So Joystick Division has an editorial on how old games don’t stand up to the test of time, and the point of the article is that because they don’t, video games can’t be art.
Now, I am completely sick of the “are games art?” discussion. Like I have said in the past, it doesn’t fucking matter to me, no matter what old-assed movie critics say. Likewise, I don’t really give a shit what some failed movie student says. I’m really getting sick of movie folks trying to justify how awesome they are by bagging on games because they are embarrassed by porn and Transformers.
That being said, the thing that prompted me to respond to this post was the statement that old games don’t have relevance because they are dependent on technology, and because of that, games aren’t art.
First off, fuck you. This is complete bullshit. Yes, Tennis for Two is outdated. So is Birth of a Nation. Would the average person want to sit down and experience either? No. Comparing Ikari Warriors to Citizen Kane is stupid and unfair. Citizen Kane came out over one-hundred years after the equivelant of Tennis for Two, the modern Zoetrope. Have you sat and absorbed the "art" of a Zoetrope movie lately? I bet not. You even mention Half Life 2 in your article stating that technological advances have not reduced the impact of the game, thus undercutting your whole stupid article. Just because an art form is an art form doesn't mean people will make good art. Again, go watch Transformers, or maybe Avatar.
A great amount of vitriol is reserved for Ikari Warriors in this article, based on the fact that the author received a PS3 version and “had a lot of trouble taking it seriously.” Well, since I have an original Ikari Warriors cabinet in my garage, alongside my Galaga, Bad Dudes, and T2 cabs, I think I can speak to that, especially since as a fan of the Ikari Warriors arcade I am one of the fools who purchased the disastrous PC port.
Ikari Warriors on the PS3 is not the original creator’s format. It is intended to be experienced on the arcade by people with quarters. Come to my house and play it in my garage, and bring some money. I promise that the experience will be different that playing the port on your PS3. How do I know this? I love Galaga on an arcade cab. And I hate it on the Xbox 360. On the 360, the controls don’t work well, and I find myself driving towards the achievements in the game rather than experiencing the game or trying to get a high score. Ikari Warriors PC had the same effect. Functionally it was the same. But the medium affected the experience.
The author brings up current cave paintings as an example of “art is art” and because they are paintings, everyone appreciates them. Well, let’s do an experiment. Let’s take the Sistine Chapel, whitewash it, and replace the images with stretched out replications of cave paintings. Then you can walk into the chapel, and appreciate the “art” that are cave paintings. Based on your logic, I’m sure the experience will be the same….right?

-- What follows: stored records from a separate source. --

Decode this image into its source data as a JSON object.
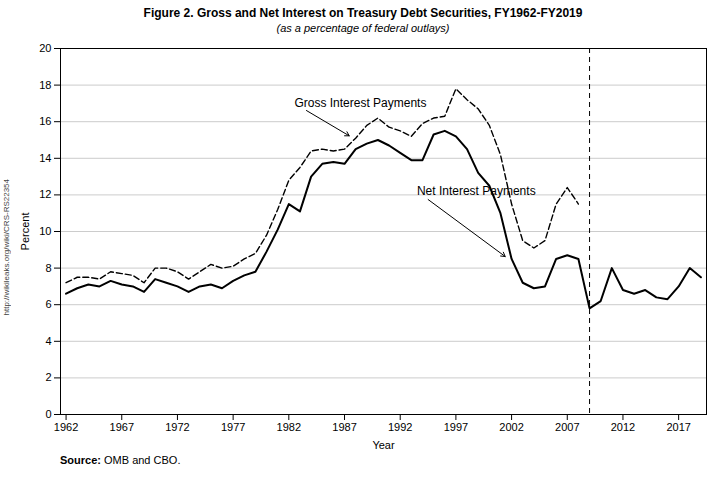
{
  "chart_data": {
    "type": "line",
    "title": "Figure 2. Gross and Net Interest on Treasury Debt Securities, FY1962-FY2019",
    "subtitle": "(as a percentage of federal outlays)",
    "xlabel": "Year",
    "ylabel": "Percent",
    "source_label": "Source:",
    "source": "OMB and CBO.",
    "watermark": "http://wikileaks.org/wiki/CRS-RS22354",
    "x": [
      1962,
      1963,
      1964,
      1965,
      1966,
      1967,
      1968,
      1969,
      1970,
      1971,
      1972,
      1973,
      1974,
      1975,
      1976,
      1977,
      1978,
      1979,
      1980,
      1981,
      1982,
      1983,
      1984,
      1985,
      1986,
      1987,
      1988,
      1989,
      1990,
      1991,
      1992,
      1993,
      1994,
      1995,
      1996,
      1997,
      1998,
      1999,
      2000,
      2001,
      2002,
      2003,
      2004,
      2005,
      2006,
      2007,
      2008,
      2009,
      2010,
      2011,
      2012,
      2013,
      2014,
      2015,
      2016,
      2017,
      2018,
      2019
    ],
    "series": [
      {
        "color": "#000000",
        "line_style": "dashed",
        "values": [
          7.2,
          7.5,
          7.5,
          7.4,
          7.8,
          7.7,
          7.6,
          7.2,
          8.0,
          8.0,
          7.8,
          7.4,
          7.8,
          8.2,
          8.0,
          8.1,
          8.5,
          8.8,
          9.8,
          11.2,
          12.8,
          13.5,
          14.4,
          14.5,
          14.4,
          14.5,
          15.1,
          15.8,
          16.2,
          15.7,
          15.5,
          15.2,
          15.9,
          16.2,
          16.3,
          17.8,
          17.2,
          16.7,
          15.8,
          14.2,
          11.5,
          9.5,
          9.1,
          9.5,
          11.5,
          12.4,
          11.5,
          null,
          null,
          null,
          null,
          null,
          null,
          null,
          null,
          null,
          null,
          null
        ]
      },
      {
        "color": "#000000",
        "line_style": "solid",
        "values": [
          6.6,
          6.9,
          7.1,
          7.0,
          7.3,
          7.1,
          7.0,
          6.7,
          7.4,
          7.2,
          7.0,
          6.7,
          7.0,
          7.1,
          6.9,
          7.3,
          7.6,
          7.8,
          8.9,
          10.1,
          11.5,
          11.1,
          13.0,
          13.7,
          13.8,
          13.7,
          14.5,
          14.8,
          15.0,
          14.7,
          14.3,
          13.9,
          13.9,
          15.3,
          15.5,
          15.2,
          14.5,
          13.2,
          12.5,
          11.0,
          8.5,
          7.2,
          6.9,
          7.0,
          8.5,
          8.7,
          8.5,
          5.8,
          6.2,
          8.0,
          6.8,
          6.6,
          6.8,
          6.4,
          6.3,
          7.0,
          8.0,
          7.5
        ]
      }
    ],
    "vlines": [
      2009
    ],
    "annotations": [
      {
        "text": "Gross Interest Payments",
        "x": 1982.5,
        "y": 17.0,
        "arrow_x": 1987.5,
        "arrow_y": 15.2
      },
      {
        "text": "Net Interest Payments",
        "x": 1993.5,
        "y": 12.2,
        "arrow_x": 2001.5,
        "arrow_y": 8.6
      }
    ],
    "xlim": [
      1961.5,
      2019.5
    ],
    "ylim": [
      0,
      20
    ],
    "xticks": [
      1962,
      1967,
      1972,
      1977,
      1982,
      1987,
      1992,
      1997,
      2002,
      2007,
      2012,
      2017
    ],
    "yticks": [
      0,
      2,
      4,
      6,
      8,
      10,
      12,
      14,
      16,
      18,
      20
    ],
    "grid": "y"
  }
}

Again, I don’t care what is considered “art.” This may taint my views. I never watched Citizen Kane in my formative years. I was much more influenced by Stratego and Battletech, and later Starflight and Wasteland than Gone with The Wind. Does any of that affect which is considered art? Is a Battletech novel art but a Mechwarrior video game not? Does it matter?
In all, it comes down to entertainment. I like to be entertained, whether it’s from something that I can immerse myself in or something that makes me think, or a device that expells lead at supersonic speeds (and that's a whole 'nother discussion). If you want to sit around and feel superior because you don’t appreciate or like something, I guess that makes you an expert and me just a consumer (or a designer). But if I have one of my rare free hours and I can choose between partnering up with my Ikari partner, rescuing Ronnie from Ninjas, or enjoying Shia Labeouf’s latest masterpiece, I know that I’ll be on the joystick instead of the remote. Enjoy your art.